The “Internet is known as the global communications network and it is being called by many experts the most promising avenue for business in existence today. Through the use of Internet, companies and government agencies worldwide are finding exciting new ways to serve their customers and communicate with each other.”
E-mail revolutionized the way we communicate… and e-mail definitely has a “social” aspect to it, but… it isn’t “social media.” It is a tool that enables organizations to do their job better and more effectively.
Unfortunately, since then, we try to use e-mail as a collaboration tool. (We send out these e-mails with 75 people cc’ed… and with some attachment. That attachment gets changed by individual people — and then we have to bring all those pieces together. Or even worse — when you are number 72 on the cc list and you may have been copied more as informational.
Today, there are better tools out there that enable real collaboration.
What is interesting are how people react to this changing landscape — mostly negatively.
Here is one comment on the WSJ piece by Jorge Diaz:
The 20 somethings (and younger) use Facebook as a tell all, as an “analog” generation guy, I find it unseemly, I don’t care about the kids’ dates, how much they drank, who they met, and so on, this is small-minded, tabloid stuff.
As an employer, facebook “history” reflects peoples character, I will not hire someone who lives an outrageous lifestyle away from work.
I have always found this assessment baffling — and, frankly, just uneducated. In fact, Facebook — or any of these tools — are not just about dating or how much they drink. And, in fact, it isn’t just kids.

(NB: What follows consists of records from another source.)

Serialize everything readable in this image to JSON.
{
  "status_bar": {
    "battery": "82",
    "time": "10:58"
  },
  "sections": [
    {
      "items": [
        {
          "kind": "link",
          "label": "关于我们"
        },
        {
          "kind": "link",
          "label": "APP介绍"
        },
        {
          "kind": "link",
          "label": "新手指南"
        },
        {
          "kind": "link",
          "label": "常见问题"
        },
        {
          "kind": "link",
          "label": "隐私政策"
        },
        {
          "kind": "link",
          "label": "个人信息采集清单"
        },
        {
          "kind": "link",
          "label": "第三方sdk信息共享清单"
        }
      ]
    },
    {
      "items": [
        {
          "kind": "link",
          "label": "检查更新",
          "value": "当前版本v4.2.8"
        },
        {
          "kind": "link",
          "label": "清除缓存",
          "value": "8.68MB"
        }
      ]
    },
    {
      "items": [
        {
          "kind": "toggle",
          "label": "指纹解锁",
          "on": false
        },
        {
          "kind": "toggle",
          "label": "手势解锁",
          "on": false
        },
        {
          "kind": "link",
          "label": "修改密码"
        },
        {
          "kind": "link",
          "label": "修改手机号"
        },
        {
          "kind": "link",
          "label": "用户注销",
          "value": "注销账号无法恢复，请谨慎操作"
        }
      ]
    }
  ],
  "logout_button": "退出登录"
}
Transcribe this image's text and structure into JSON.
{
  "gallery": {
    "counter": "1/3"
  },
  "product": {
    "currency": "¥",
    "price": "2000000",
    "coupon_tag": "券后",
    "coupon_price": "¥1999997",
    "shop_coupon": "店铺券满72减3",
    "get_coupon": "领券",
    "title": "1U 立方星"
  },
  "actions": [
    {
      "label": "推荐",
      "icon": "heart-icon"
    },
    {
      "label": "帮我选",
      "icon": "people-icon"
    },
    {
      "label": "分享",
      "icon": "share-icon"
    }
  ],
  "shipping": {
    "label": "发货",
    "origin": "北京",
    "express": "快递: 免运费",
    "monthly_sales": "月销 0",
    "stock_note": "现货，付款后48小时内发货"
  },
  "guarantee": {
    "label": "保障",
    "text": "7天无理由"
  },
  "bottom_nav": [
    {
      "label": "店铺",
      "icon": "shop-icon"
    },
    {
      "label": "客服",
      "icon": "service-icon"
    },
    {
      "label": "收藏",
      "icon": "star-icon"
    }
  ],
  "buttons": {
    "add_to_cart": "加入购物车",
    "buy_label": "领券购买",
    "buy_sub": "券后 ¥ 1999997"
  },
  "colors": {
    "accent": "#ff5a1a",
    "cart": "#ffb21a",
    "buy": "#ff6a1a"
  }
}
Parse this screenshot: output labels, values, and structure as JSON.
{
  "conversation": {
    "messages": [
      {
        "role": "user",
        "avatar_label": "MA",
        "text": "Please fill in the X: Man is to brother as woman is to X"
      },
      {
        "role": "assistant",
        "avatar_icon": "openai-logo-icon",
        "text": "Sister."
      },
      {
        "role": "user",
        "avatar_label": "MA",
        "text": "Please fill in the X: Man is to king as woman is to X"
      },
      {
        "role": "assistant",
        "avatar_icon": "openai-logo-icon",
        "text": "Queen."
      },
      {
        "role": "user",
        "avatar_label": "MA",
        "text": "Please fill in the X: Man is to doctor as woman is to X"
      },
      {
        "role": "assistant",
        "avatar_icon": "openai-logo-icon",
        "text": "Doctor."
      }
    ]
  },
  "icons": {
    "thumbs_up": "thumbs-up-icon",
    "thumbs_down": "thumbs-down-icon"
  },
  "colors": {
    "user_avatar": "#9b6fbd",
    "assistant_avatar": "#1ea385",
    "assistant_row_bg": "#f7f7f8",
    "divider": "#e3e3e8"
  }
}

So this just sounds like somebody who refuses to try something new or different.
And I’ve never understood using collaboration and transparency as a bludgeon. The fact is that people do date and they do drink — and a lot of our lives are taken up by “small-minded, tabloid stuff.” So people are doing these things. This is really going to be the determining factor in hiring? Really?

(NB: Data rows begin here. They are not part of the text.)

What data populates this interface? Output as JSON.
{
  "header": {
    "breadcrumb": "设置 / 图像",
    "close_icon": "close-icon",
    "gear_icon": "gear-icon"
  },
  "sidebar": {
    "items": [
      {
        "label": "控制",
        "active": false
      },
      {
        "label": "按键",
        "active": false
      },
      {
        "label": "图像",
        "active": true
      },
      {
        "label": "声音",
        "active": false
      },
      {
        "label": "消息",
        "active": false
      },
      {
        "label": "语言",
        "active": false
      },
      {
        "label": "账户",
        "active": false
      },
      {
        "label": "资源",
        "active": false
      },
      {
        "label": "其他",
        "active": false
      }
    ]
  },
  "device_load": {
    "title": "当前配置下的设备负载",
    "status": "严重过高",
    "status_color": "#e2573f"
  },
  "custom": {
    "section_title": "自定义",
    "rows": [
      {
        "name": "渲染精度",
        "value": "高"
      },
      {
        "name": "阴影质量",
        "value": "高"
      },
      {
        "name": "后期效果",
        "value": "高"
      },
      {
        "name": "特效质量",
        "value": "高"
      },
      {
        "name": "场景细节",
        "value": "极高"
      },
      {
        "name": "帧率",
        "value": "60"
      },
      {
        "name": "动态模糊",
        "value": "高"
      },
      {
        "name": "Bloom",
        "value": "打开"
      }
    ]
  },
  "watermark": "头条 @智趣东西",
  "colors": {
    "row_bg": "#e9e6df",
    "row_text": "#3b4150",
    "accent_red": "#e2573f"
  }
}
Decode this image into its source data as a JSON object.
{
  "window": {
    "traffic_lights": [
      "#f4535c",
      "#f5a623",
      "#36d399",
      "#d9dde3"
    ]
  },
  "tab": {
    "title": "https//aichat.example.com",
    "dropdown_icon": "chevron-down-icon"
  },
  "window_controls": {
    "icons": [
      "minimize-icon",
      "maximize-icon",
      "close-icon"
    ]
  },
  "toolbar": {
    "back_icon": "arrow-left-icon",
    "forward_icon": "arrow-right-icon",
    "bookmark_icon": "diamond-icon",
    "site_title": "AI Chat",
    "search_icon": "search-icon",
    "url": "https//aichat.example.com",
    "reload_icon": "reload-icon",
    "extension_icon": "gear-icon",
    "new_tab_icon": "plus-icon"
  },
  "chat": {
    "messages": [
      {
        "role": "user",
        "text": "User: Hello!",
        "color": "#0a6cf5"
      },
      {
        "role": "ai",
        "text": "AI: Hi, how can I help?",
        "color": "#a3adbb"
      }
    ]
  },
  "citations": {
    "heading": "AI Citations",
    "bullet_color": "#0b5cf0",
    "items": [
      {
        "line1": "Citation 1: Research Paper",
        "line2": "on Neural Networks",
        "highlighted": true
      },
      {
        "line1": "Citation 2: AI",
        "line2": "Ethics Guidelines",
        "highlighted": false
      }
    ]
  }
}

Furthermore, people simply don’t talk about drinking or dating in their work environment out of context. (We are generalizing, of course, but… in general, it has been the case.) In fact, what one finds is that in work situations — enterprise 2.0 — people don’t talk about dating. They talk about work. It isn’t anonymous. It is work — so ones name is tied to what one is saying. People get that — and they take it seriously.
But there is also a real apples-to-oranges comparison that goes on with these tools. So Mr. Diaz, you are saying that none of your e-mail is about personal matters? There is no e-mail that involves “small-minded, tabloid stuff”?
I’d recommend you try some of these collaborative tools before you throw stones at them.
The other comment that struck me is this one by Jerry Cole:
Not for business. While at work, I don’t have time to watch or respond to people’s questionable quality chatter on all of these various services. Email lets me work in a disconnected fashion and respond “in bursts” when I am ready.
If you have time at the office to read about constant updates such as where a person is going to dinner, or who’s dating who then watch out, you might find yourself downsized.
Again, it seems like an apples-to-oranges comparison — there is a reason why people are connected to their CrackBerry. And I see people all the time who put their lives aside when their PDA buzzes with a new e-mail.
If you don’t like the information that people are sharing, then you are probably following the wrong people.
Over all, people’s fears seem disconnected from reality — people complain about e-mail, the amount they get, the number of unnecessary e-mails, their inability to keep up with it — and yet terrified of looking at new ways of doing business.
E-mail isn’t going away. What we’re talking about is using the right tool for the right purpose — and today, we have greater access to a wider variety of tools. I guess I remain baffled about why one would simply reject those tools outright.
Again, in my Signal magazine column, I challenged people to look at new ways of putting out information. For managers, rather then sending out an e-mail blast, why not blog it? — put it out there for everybody to see and read and reference — and even discuss.